Juliet’s most difficult panto stint came about when she had recently left drama college in Glasgow, and agreed to understudy Stanley Baxter in Cinderella at the King’s, Edinburgh.

“I was young and confident,” she recalls, “but then I got to thinking about what would happen if Stanley caught a cold and I’d have to go on.

“I began to be terrified at the thought of it. I could imagine all his fans turning up - and getting me.

“Fortunately, Stanley is the type who would never go off.”

Panto always throws up the surreal and the unexpected casting, such as playing alongside little Angus Lennie, who once starred as her husband.

And there are often physical problems to contend with.

“Sometimes when you’d be hoisted back up through the trap, having taken off your costume en route, and the lift would go to fast as you tried to change and you could find yourself arriving on stage in your scanties.

“But they don’t use traps anymore, thank goodness.

“And once I leapt over the pyrotechnics just as they went off.”

She adds, with a huge laugh; “I leapt up a little higher than I normally would.”

Working with the late Gerard Kelly was always a hoot.

“In one panto sketch he had to fill his life with water.

“But one night he laughed so much the water came out all over my face.

“The audience loved it so much Kelly kept it in. And he repeated this every night. I wasn’t so keen on that.”

Juliet’s day job is of course River City where she has really made her mark.

“It’s great, although you do feel a little like a hamster on a wheel at times.

“If you are in a lot it can be relentless, getting up at 5.15 and working ‘till 7pm.”

But surely it’s fun when she opens the pages of the script to find out what is about to happen to her character?

“Yes, I did smile when I read I’d be dating Shellsuit Bob,” she says, grinning.

“I never saw that one coming.

“And I loved it when she heard Lennie (the gangster) possibly had amnesia and Suzie was straight into the hospital and hinting ‘Darling, I think we were a little closer than that . . ‘”

“But the character is great, and she’s had a lot to deal with, her husband of thirty years leaving her for a man.”
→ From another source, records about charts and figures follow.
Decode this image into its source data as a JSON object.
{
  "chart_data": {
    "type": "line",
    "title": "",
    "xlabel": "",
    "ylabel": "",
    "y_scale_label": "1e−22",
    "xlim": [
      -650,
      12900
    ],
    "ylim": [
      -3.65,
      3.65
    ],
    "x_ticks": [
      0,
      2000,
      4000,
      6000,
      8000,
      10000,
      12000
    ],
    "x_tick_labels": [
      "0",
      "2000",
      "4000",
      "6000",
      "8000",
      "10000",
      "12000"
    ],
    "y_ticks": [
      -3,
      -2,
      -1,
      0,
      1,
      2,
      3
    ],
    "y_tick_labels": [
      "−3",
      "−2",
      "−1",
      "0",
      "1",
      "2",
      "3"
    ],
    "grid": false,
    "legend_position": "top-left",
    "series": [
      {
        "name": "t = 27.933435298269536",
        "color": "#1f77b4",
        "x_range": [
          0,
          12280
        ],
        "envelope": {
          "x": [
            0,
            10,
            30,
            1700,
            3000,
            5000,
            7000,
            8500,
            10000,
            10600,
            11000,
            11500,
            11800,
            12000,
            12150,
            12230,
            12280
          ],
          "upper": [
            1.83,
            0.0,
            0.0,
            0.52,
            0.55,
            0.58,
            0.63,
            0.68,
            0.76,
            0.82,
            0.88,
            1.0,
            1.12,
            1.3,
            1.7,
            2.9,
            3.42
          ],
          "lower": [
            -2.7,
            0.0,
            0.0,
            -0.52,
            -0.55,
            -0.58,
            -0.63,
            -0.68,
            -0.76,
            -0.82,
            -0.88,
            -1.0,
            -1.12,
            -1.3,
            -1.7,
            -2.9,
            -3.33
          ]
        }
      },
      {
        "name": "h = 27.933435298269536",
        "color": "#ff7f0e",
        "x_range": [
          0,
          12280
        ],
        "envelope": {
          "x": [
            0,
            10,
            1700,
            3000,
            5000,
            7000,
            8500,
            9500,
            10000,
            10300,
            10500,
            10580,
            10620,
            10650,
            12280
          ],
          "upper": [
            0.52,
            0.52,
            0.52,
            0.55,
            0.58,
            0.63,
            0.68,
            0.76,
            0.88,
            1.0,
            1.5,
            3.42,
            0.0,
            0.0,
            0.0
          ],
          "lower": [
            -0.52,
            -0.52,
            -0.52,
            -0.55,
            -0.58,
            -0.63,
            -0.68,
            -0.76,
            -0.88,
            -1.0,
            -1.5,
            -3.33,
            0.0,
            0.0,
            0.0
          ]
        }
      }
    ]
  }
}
Juliet misses her co-star Gary Lamont who played her son.

“I do. We were so close. But I now share a dressing room with Dawn Steele and she’s such a laugh.

Art is imitating life at the moment. Juliet’s son Shane is working on a farm in Cambridgeshire and doesn’t get to see him too often.

“I miss him,” she says. “When he came to Wales last year he stopped off at a butchers and bought me a pheasant. It was all very sweet. And plucked.

“But I hope he comes home for Christmas.”

She breaks into a wide smile. “Even though I won’t be home. I’ll be playing Wicked at the King’s

*Sleeping Beauty, The King’s Theatre, December 2- January 7 also stars Johnny Mac and Paul James Corrigan.